Appelés récemment à manifester leur intérêt quant à un projet de construction de quatre raffineries d’un coût de 6 milliards de dollars, 49 soumissionnaires ont répondu à l’appel d’offres lancé par Sonatrach.

C’est une aubaine pour les firmes mondiales spécialisées dans la pétrochimie et les services pétroliers. Une source de Sonatrach a confié à l’agence Reuters que l’Algérie envisage également un partenariat pétrochimique avec l’Arabie saoudite. Le partenariat devrait être construit entre Sonatrach et Sabic (Saudi Basic Industries Corporation), qui est l’une des dix premières mondiales de la chimie. La pétrochimie est l’un des points phares du plan de développement de Sonatrach sur les prochaines années. En effet, de l’avis même du ministre de l’Energie, Noureddine Bouterfa, l’Algérie se fixe l’objectif de transformer localement toute sa production de pétrole brut à l’horizon 2025 grâce aux projets de pétrochimie actuellement en réalisation ou à l’étude. Il s’agit donc d’une rupture pure et simple avec les politiques jusqu’ici en vigueur et qui privilégiaient l’importation des produits raffinés et des carburants plutôt que de les produire localement.
Sonatrach a déjà augmenté sa capacité de raffinage ces dernières années grâce à la rénovation des trois raffineries de Skikda, d’Arzew et d’Alger. D’une pierre deux coups : Sonatrach veut s’affranchir de l’importation des produits raffinés et augmenter, par là même, ses revenus après la chute du prix du pétrole. L’Algérie produit actuellement environ 30 millions de tonnes de produits raffinés par an. Les quatre raffineries à venir (Tiaret, Hassi Messaoud, Biskra et Arzew) devraient accroître la production de carburants de quelque 20 millions de tonnes par an. Un bond appréciable qui permettra à coup sûr à Sonatrach de diversifier sa production et de se libérer de la contrainte de l’importation qui grève son budget.
La plus importante raffinerie dont est composé le parc de Sonatrach, celle de Skikda en l’occurrence, produit annuellement 17 millions de tonnes de produits pétroliers raffinés, tandis que l’usine d’Arzew raffine 3,75 millions de pétrole brut et la raffinerie d’Alger atteindra 3,5 millions de produits en 2018 contre 2,7 millions par an actuellement.

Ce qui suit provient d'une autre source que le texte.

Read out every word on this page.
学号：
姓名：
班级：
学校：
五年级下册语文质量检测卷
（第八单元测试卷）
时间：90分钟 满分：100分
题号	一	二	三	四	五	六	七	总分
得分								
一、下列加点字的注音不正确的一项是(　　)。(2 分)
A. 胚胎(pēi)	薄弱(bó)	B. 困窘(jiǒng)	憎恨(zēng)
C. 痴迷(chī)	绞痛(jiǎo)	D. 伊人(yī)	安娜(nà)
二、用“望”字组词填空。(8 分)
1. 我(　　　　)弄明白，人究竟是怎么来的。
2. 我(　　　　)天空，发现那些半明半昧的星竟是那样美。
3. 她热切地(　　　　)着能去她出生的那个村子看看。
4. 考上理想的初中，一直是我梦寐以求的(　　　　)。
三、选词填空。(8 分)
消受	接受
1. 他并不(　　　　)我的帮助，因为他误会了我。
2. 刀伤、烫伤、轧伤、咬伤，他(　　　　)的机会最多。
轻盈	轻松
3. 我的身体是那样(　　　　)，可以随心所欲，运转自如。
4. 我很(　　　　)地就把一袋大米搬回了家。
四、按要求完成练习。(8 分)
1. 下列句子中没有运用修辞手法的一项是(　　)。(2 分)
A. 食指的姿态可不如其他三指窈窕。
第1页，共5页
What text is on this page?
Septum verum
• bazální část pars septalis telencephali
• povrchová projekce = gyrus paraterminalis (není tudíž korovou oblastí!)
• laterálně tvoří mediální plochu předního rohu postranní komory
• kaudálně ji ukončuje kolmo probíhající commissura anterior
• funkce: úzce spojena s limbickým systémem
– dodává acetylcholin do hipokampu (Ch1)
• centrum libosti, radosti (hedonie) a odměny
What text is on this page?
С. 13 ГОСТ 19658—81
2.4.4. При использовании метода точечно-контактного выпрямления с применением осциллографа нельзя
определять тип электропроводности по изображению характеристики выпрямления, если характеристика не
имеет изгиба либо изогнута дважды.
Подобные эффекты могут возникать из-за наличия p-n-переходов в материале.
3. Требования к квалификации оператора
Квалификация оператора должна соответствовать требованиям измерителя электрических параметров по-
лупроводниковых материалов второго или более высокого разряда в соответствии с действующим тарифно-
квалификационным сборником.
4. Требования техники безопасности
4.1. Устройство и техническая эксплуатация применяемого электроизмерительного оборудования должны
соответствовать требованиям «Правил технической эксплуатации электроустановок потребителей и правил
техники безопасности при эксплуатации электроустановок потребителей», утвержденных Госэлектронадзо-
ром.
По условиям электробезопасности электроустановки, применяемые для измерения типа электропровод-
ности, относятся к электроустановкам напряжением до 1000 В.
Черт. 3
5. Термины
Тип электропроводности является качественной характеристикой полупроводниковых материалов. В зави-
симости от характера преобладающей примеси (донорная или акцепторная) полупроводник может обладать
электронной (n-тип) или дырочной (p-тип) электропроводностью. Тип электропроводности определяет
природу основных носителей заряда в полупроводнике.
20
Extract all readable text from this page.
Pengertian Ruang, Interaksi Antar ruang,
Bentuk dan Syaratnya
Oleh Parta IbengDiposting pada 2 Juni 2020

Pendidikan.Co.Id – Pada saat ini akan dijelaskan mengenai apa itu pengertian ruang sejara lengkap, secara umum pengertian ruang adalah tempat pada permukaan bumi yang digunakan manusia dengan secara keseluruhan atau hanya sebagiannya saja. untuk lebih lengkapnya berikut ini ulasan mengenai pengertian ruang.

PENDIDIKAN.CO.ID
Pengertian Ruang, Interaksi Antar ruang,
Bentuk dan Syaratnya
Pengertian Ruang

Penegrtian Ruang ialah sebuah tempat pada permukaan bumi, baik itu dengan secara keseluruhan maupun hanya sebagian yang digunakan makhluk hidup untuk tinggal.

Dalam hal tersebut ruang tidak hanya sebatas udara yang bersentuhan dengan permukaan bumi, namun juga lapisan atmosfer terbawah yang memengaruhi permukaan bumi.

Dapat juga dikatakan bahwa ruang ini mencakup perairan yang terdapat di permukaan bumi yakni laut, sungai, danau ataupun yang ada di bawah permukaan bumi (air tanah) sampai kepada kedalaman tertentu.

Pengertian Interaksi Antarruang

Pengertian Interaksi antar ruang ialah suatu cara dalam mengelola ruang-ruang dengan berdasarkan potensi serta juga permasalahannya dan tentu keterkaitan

Au sud du pays, le groupe Sonatrach dispose de deux raffineries, dont une à Hassi Messaoud d’une capacité de 1,1 million de tonnes par an et une seconde à Adrar, qui raffine 600 000 tonnes de pétrole par an. Deux autres raffineries, l’une à Tiaret et l’autre à Hassi Messaoud, devraient commencer à affiner 5 millions de tonnes de pétrole brut chaque année. Ces deux raffineries sont toujours en phase d’appel d’offres pour des travaux de construction. Une source de la compagnie publique des hydrocarbures a expliqué à l’agence Reuters que le plan envisagé dans le domaine de la pétrochimie permettra « d’arrêter l’importation de produits raffinés d’ici à 2018 ». « Vendre des produits raffinés plutôt que de commercialiser le pétrole brut est un bon moyen de stimuler les revenus. » Ainsi, il est clair qu’avec l’augmentation des capacités de production, les volumes produits permettront d’augmenter largement les besoins du marché local, mais des surplus de production seront dégagés à l’export. Pour les quatre raffineries qui font l’objet du récent appel d’offres, le processus de sélection des entreprises de construction n’est pas encore bouclé. Une phase de présélection sera suivie d’un choix définitif et une ouverture des offres financières et techniques.